The first arrival information in a given ERB, where the first arrival is the first signal in approximately the last 200 milliseconds, is emphasized by the mechanics of the cochlea. The compression of signals inside an ERB starts to take effect about 1 millisecond after the arrival of the sound, so the first part of a sound sends more information to the brain. This turns out to be very useful to us in distinguishing both perceived direction and diffuse sensation.

The partial loudnesses from the cochlea are integrated somewhere at the very edge of the CNS such that some memory of the past is maintained for up to 200 milliseconds. Level Roving Experiments show that when delays approaching 200 milliseconds exist between two sources, the ability to discern fine differences in loudness or timbre is reduced. It is well established you need very quick, click-less switching between signals when trying to detect very small differences between signals, otherwise you lose part of your ability to distinguish loudness differences.

Final Steps

There are two steps remaining in what you hear, both of them executed by the brain in a fashion I do not care to even guess about. The first step is analysis of the somewhat-integrated partial loudnesses into what I call “auditory features”. There is a great deal of data loss at this juncture, about 1/1000th of the information present at the auditory nerve remains after feature reduction, the rest being integrated or discarded into the information that remains. At this level, feature analysis is extremely plastic and can be guided by learning, experience, cognition, reflex, visual stimuli, state of mind, comfort, and all other factors. The features last a few seconds in short-term memory.

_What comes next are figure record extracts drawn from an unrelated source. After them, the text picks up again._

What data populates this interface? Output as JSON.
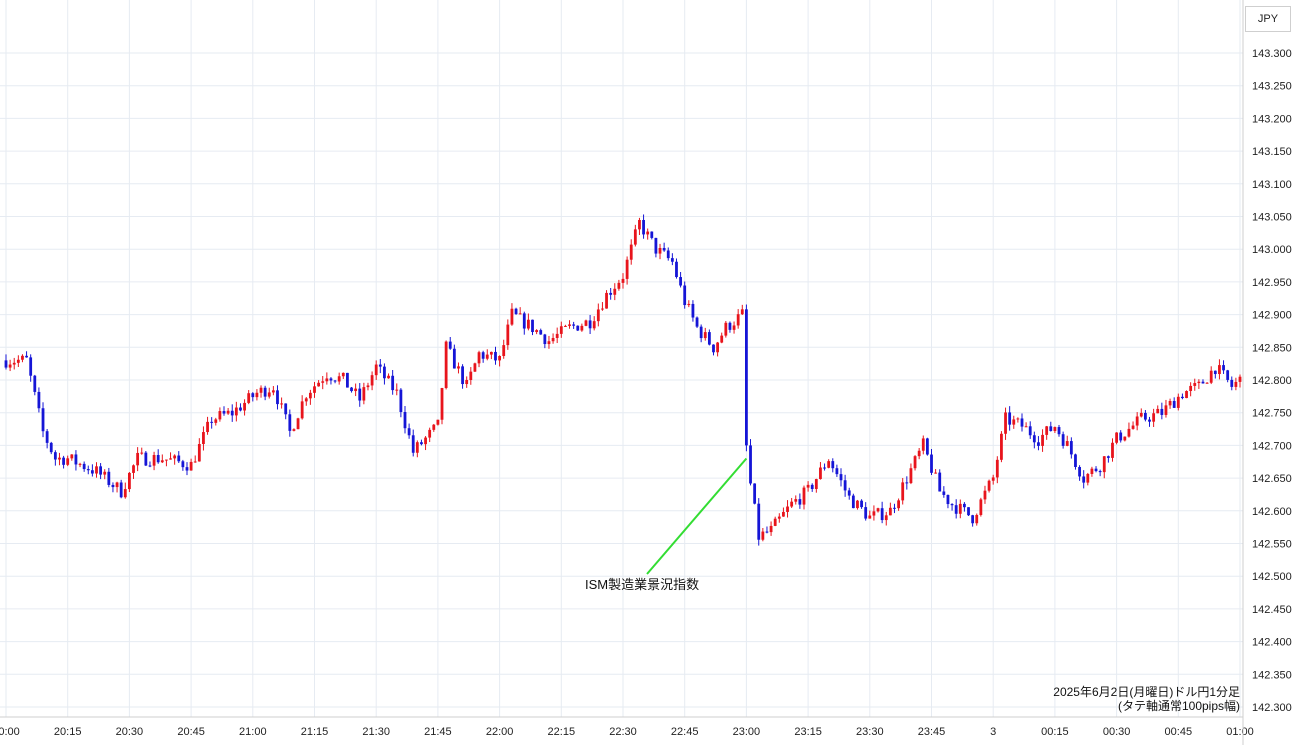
{
  "currency_label": "JPY",
  "caption": {
    "line1": "2025年6月2日(月曜日)ドル円1分足",
    "line2": "(タテ軸通常100pips幅)"
  },
  "annotation": {
    "text": "ISM製造業景況指数"
  },
  "colors": {
    "up": "#e8141c",
    "down": "#1515d6",
    "grid": "#e6ebf2",
    "annotation_line": "#33dd33"
  },
  "chart_data": {
    "type": "candlestick",
    "title": "",
    "xlabel": "",
    "ylabel": "",
    "ylim": [
      142.28,
      143.33
    ],
    "grid": true,
    "y_ticks": [
      "143.300",
      "143.250",
      "143.200",
      "143.150",
      "143.100",
      "143.050",
      "143.000",
      "142.950",
      "142.900",
      "142.850",
      "142.800",
      "142.750",
      "142.700",
      "142.650",
      "142.600",
      "142.550",
      "142.500",
      "142.450",
      "142.400",
      "142.350",
      "142.300"
    ],
    "x_ticks": [
      "20:00",
      "20:15",
      "20:30",
      "20:45",
      "21:00",
      "21:15",
      "21:30",
      "21:45",
      "22:00",
      "22:15",
      "22:30",
      "22:45",
      "23:00",
      "23:15",
      "23:30",
      "23:45",
      "3",
      "00:15",
      "00:30",
      "00:45",
      "01:00"
    ],
    "annotations": [
      {
        "text": "ISM製造業景況指数",
        "time": "23:00",
        "price": 142.68
      }
    ],
    "series": [
      {
        "keypoints": [
          [
            "20:00",
            142.83
          ],
          [
            "20:05",
            142.83
          ],
          [
            "20:09",
            142.72
          ],
          [
            "20:12",
            142.68
          ],
          [
            "20:15",
            142.68
          ],
          [
            "20:22",
            142.66
          ],
          [
            "20:28",
            142.63
          ],
          [
            "20:32",
            142.68
          ],
          [
            "20:38",
            142.68
          ],
          [
            "20:45",
            142.67
          ],
          [
            "20:50",
            142.74
          ],
          [
            "20:55",
            142.75
          ],
          [
            "21:01",
            142.78
          ],
          [
            "21:05",
            142.79
          ],
          [
            "21:09",
            142.72
          ],
          [
            "21:13",
            142.78
          ],
          [
            "21:18",
            142.81
          ],
          [
            "21:22",
            142.8
          ],
          [
            "21:26",
            142.77
          ],
          [
            "21:30",
            142.82
          ],
          [
            "21:35",
            142.78
          ],
          [
            "21:39",
            142.69
          ],
          [
            "21:45",
            142.73
          ],
          [
            "21:47",
            142.85
          ],
          [
            "21:52",
            142.79
          ],
          [
            "21:55",
            142.84
          ],
          [
            "22:00",
            142.83
          ],
          [
            "22:03",
            142.9
          ],
          [
            "22:08",
            142.88
          ],
          [
            "22:12",
            142.86
          ],
          [
            "22:17",
            142.88
          ],
          [
            "22:22",
            142.89
          ],
          [
            "22:26",
            142.93
          ],
          [
            "22:30",
            142.96
          ],
          [
            "22:34",
            143.04
          ],
          [
            "22:38",
            143.0
          ],
          [
            "22:42",
            142.98
          ],
          [
            "22:45",
            142.92
          ],
          [
            "22:48",
            142.88
          ],
          [
            "22:52",
            142.85
          ],
          [
            "22:55",
            142.88
          ],
          [
            "22:59",
            142.9
          ],
          [
            "23:00",
            142.7
          ],
          [
            "23:01",
            142.64
          ],
          [
            "23:03",
            142.56
          ],
          [
            "23:06",
            142.57
          ],
          [
            "23:11",
            142.61
          ],
          [
            "23:15",
            142.63
          ],
          [
            "23:20",
            142.68
          ],
          [
            "23:25",
            142.62
          ],
          [
            "23:30",
            142.59
          ],
          [
            "23:35",
            142.6
          ],
          [
            "23:39",
            142.65
          ],
          [
            "23:43",
            142.7
          ],
          [
            "23:47",
            142.63
          ],
          [
            "23:50",
            142.61
          ],
          [
            "23:55",
            142.59
          ],
          [
            "00:00",
            142.65
          ],
          [
            "00:03",
            142.74
          ],
          [
            "00:07",
            142.73
          ],
          [
            "00:11",
            142.71
          ],
          [
            "00:15",
            142.73
          ],
          [
            "00:18",
            142.7
          ],
          [
            "00:22",
            142.65
          ],
          [
            "00:26",
            142.67
          ],
          [
            "00:30",
            142.71
          ],
          [
            "00:36",
            142.74
          ],
          [
            "00:41",
            142.75
          ],
          [
            "00:46",
            142.78
          ],
          [
            "00:50",
            142.79
          ],
          [
            "00:54",
            142.82
          ],
          [
            "00:58",
            142.79
          ],
          [
            "01:00",
            142.8
          ]
        ]
      }
    ]
  }
}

In the second step, the information from feature analysis is again reduced in size by about 100 to 1000 times, and turned into what I refer to as “auditory objects”. These are things that one can consciously describe, control, interpret, etc. Words are examples of things made of successive auditory objects. This process is as plastic as plastic can be, you can redirect yourself cognitively, be directed by visual stimuli, guesses, unconscious stimuli, including randomness, and is the final step before auditory input can be converted to long-term memory. Interestingly, this process can promote a feature to an object if you consciously focus on that feature. It is this process that is most affected by every other stimulus, including those generated internally. It is at these last two points, where short-term loudness is reduced to features and then objects, where we integrate the results from our senses and our knowledge, regardless of our intent or situation.